The FAA prohibits pilots from consuming alcohol while on duty or within eight hours of performing flight duties. FAA regulations also prohibit pilots from flying or attempting to fly an aircraft if their alcohol concentration is 0.04% or greater, which is half the legal limit in the U.S. of 0.08%.
JetBlue Flight 2465 was scheduled to depart Buffalo for Fort Lauderdale, Fla., at 6:15 a.m. but was delayed more than four hours, according to flight-tracking website FlightAware.
Fly high with JetBlue!
Hey, it worked out for Brother Den-zel. I saw the movie!
“Eight hours bottle to throttle.”
Or maybe it HAD been 8 hours and he started out at .300.
https://www.youtube.com/watch?v=8XC3Hc-rAkk
Was it this guy?
(Foster Brooks and Dean Martin, 4.5 minutes long)
We are talking Florida Man here and 0.17 is nothing for him!
I learned something interesting in in driver’s ed for ticket dismissal.

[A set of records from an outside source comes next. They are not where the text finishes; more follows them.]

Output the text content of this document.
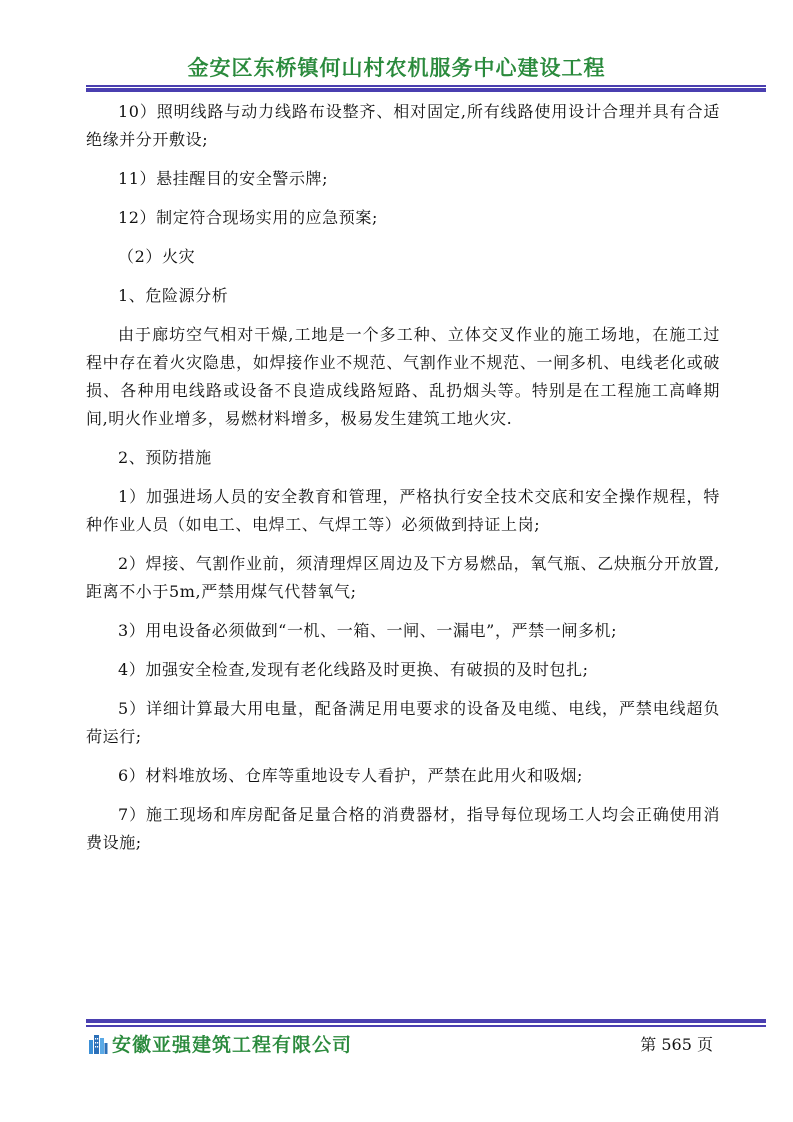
金安区东桥镇何山村农机服务中心建设工程

10）照明线路与动力线路布设整齐、相对固定,所有线路使用设计合理并具有合适绝缘并分开敷设;

11）悬挂醒目的安全警示牌;

12）制定符合现场实用的应急预案;

（2）火灾

1、危险源分析

由于廊坊空气相对干燥,工地是一个多工种、立体交叉作业的施工场地，在施工过程中存在着火灾隐患，如焊接作业不规范、气割作业不规范、一闸多机、电线老化或破损、各种用电线路或设备不良造成线路短路、乱扔烟头等。特别是在工程施工高峰期间,明火作业增多，易燃材料增多，极易发生建筑工地火灾.

2、预防措施

1）加强进场人员的安全教育和管理，严格执行安全技术交底和安全操作规程，特种作业人员（如电工、电焊工、气焊工等）必须做到持证上岗;

2）焊接、气割作业前，须清理焊区周边及下方易燃品，氧气瓶、乙炔瓶分开放置,距离不小于5m,严禁用煤气代替氧气;

3）用电设备必须做到“一机、一箱、一闸、一漏电”，严禁一闸多机;

4）加强安全检查,发现有老化线路及时更换、有破损的及时包扎;

5）详细计算最大用电量，配备满足用电要求的设备及电缆、电线，严禁电线超负荷运行;

6）材料堆放场、仓库等重地设专人看护，严禁在此用火和吸烟;

7）施工现场和库房配备足量合格的消费器材，指导每位现场工人均会正确使用消费设施;

安徽亚强建筑工程有限公司	第 565 页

( I have commercial/instrument, ASMEL )
If you are stopped for DWI in Texas and your profession is Commercial Pilot, they can ticket you with the more stringent blood alcohol limits that apply to pilots. There was some other profession that set different limits as well, but I forget what it was.
Anyone in a position of responsibility on a public conveyance found impaired should get time, real time, long time. No kidding.. ten years.. twenty.

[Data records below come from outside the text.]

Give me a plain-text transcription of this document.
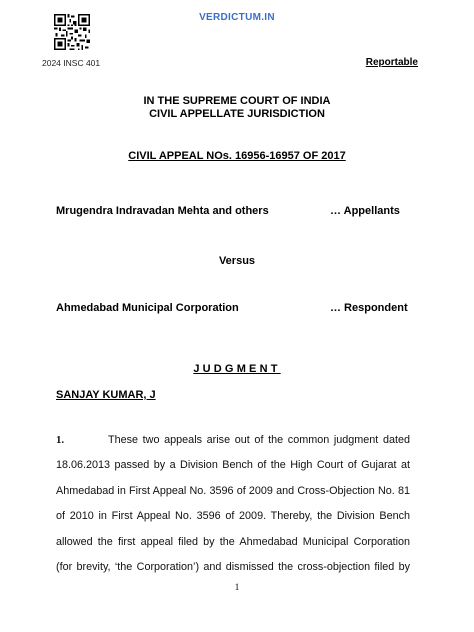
VERDICTUM.IN
2024 INSC 401	Reportable
IN THE SUPREME COURT OF INDIA
CIVIL APPELLATE JURISDICTION
CIVIL APPEAL NOs. 16956-16957 OF 2017
Mrugendra Indravadan Mehta and others	… Appellants
Versus
Ahmedabad Municipal Corporation	… Respondent
JUDGMENT
SANJAY KUMAR, J
1.	These two appeals arise out of the common judgment dated
18.06.2013 passed by a Division Bench of the High Court of Gujarat at
Ahmedabad in First Appeal No. 3596 of 2009 and Cross-Objection No. 81
of 2010 in First Appeal No. 3596 of 2009. Thereby, the Division Bench
allowed the first appeal filed by the Ahmedabad Municipal Corporation
(for brevity, ‘the Corporation’) and dismissed the cross-objection filed by
1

While I’m at it.. Anyone who tosses something from an overpass onto traffic.. death.
PS: There is little more obnoxious than a drunk trying to pass as sober.
He was the only one that could get the plane to a crash landing.
But, still lost a few....
Classic.
The pilot soon to be known as “former pilot”
My partner’s a pilot and if somebody asks how far his plane will glide if he loses the engine he says “All the way to the crash site!”
.17?
Is that bad?
I always try to bat at least .250, preferably .300.
Most sad. He will probably never fly again for an airline again. Even more sad is the years of training and flying to reach this level. He or it is a she Fuc-ed up.
Any pilot would have to be drunk to pilot the Flying Circus of Jet Blue ghetto airlines.
He might be one of them that flies better drunk.
When the Cockpit becomes a Crock-Pit.
Are you sure thats not just vwhile in some work window?